BLOOMINGTON, Ind. (Inside INdiana Business) — The Eskenazi Museum of Art at Indiana University received two major gifts this week.

A total of $6 million was donated to the museum to support its goal of engaging students and the public with original works of art. 

A couple known in Bloomington for being “champions of photographic art,” Martha and David Moore have gifted $1 million for a new study room of prints, drawings and photographs. The room will be named the Martha and David Moore Prints, Drawings, and Photographs Study.

The center will create a 1,500-square-foot gallery, the museum’s first space devoted to the exhibition of works on paper and compact storage, and an expanded study room.

The Martha and David Moore Prints, Drawings, and Photographs Study will be available to students, faculty, and the public upon request when the museum reopens Nov. 7.

Bloomington residents and entrepreneurs Kimberly and John Simpson have donated an estate gift of $5 million to the museum for a new center of education. In honor of the gift, the center will be named the Kimberly and John Simpson Center for Education. 

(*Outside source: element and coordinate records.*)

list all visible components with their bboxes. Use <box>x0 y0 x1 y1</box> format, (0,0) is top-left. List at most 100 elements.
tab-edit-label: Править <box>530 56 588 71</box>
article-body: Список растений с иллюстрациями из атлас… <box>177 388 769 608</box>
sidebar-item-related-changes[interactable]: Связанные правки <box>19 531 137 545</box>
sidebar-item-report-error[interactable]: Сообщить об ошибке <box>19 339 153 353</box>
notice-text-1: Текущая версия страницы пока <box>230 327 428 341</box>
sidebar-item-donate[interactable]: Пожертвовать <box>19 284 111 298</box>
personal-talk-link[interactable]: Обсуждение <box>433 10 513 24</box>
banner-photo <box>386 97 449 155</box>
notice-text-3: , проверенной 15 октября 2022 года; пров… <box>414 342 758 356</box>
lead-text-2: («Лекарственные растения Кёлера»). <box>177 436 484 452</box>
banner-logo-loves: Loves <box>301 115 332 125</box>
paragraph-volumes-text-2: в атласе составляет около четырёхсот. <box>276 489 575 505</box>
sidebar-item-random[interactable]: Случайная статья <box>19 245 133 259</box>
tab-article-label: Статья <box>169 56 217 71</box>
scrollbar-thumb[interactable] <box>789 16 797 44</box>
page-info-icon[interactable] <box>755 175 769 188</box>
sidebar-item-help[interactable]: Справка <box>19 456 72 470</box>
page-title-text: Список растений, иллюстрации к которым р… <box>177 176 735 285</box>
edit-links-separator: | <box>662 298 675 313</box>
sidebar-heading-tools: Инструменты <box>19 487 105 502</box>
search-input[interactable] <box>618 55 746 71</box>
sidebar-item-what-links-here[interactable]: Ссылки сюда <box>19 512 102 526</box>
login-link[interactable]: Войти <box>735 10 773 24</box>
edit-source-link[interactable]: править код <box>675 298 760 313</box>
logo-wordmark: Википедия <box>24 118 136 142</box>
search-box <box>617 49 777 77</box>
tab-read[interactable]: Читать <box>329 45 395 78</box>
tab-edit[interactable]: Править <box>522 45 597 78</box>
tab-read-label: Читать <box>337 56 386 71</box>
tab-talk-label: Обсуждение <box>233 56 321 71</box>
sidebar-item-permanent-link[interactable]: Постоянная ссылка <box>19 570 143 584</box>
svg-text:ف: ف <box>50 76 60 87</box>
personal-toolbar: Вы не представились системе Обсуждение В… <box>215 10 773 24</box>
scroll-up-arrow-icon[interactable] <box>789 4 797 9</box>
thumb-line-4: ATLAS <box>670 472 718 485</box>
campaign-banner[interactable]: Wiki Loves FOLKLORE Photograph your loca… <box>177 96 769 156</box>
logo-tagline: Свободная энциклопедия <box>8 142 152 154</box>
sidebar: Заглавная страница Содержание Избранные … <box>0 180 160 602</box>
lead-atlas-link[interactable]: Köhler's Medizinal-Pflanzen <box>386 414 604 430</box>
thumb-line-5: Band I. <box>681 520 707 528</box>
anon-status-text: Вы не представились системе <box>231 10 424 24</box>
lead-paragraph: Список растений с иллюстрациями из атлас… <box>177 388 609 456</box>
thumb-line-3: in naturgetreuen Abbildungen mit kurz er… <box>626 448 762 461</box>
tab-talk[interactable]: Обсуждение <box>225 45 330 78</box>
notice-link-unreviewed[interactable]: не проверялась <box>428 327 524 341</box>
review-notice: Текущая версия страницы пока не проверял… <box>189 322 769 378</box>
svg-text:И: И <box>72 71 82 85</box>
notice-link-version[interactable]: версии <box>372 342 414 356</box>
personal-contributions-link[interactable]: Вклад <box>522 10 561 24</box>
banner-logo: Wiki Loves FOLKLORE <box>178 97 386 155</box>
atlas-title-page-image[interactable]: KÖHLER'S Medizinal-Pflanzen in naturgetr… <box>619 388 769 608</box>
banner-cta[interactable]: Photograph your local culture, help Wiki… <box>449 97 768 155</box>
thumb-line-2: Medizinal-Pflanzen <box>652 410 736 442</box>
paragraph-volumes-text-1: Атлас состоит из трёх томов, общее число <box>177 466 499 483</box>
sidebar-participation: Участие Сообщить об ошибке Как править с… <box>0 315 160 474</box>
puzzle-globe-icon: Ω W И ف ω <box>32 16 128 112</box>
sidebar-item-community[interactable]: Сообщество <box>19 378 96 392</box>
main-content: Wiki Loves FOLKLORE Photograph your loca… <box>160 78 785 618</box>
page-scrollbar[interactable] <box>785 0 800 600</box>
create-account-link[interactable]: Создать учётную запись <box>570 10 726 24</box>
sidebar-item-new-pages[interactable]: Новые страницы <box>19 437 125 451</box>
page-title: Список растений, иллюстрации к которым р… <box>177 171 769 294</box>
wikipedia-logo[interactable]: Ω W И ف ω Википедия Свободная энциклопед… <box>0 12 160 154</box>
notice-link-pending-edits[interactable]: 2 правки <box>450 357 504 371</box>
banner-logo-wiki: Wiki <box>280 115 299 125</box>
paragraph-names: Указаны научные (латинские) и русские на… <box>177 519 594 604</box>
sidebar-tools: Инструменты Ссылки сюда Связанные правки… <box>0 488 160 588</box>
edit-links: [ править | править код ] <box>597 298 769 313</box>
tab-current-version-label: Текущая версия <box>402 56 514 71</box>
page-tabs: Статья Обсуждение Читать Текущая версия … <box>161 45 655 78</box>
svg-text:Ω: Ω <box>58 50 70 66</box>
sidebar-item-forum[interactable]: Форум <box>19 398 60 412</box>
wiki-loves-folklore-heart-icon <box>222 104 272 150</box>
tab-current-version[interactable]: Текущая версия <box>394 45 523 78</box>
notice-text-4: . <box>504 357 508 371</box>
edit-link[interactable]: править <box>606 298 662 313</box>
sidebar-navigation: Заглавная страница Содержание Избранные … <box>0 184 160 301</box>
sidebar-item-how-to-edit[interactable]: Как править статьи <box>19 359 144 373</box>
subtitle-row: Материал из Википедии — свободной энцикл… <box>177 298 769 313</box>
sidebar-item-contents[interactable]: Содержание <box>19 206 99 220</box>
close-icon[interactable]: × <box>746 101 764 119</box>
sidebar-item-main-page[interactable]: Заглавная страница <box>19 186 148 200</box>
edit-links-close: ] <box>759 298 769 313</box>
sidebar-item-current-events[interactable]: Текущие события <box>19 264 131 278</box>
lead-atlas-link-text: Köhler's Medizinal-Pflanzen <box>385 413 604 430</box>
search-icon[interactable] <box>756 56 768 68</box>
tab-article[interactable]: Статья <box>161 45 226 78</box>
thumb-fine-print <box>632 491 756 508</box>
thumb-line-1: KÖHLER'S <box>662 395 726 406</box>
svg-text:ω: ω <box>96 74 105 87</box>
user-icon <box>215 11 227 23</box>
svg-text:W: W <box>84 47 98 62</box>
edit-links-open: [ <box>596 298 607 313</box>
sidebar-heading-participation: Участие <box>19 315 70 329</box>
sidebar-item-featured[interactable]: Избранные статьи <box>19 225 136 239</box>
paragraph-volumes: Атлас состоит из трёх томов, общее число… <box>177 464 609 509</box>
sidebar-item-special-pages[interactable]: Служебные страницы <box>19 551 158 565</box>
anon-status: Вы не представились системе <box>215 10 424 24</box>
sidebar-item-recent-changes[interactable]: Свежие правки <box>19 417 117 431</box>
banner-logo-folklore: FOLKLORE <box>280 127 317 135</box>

“The new Simpson Center for Education will play an essential role in providing IU students, other members of the IU community and the general public with unprecedented opportunities to interact with the Eskenazi Museum’s acclaimed art collections and other priceless artifacts,” said IU President Michael McRobbie in a statement. “We are deeply grateful for Kim’s and John’s extraordinary generosity in supporting this important new center and furthering the educational and engagement missions of one of the world’s premier university art museums.”

The center is one of several new spaces for learning and engagement that have been established as part of a major $30 million renovation of the Eskenazi Museum, which began in 2017. A grand reopening celebration is scheduled for next month.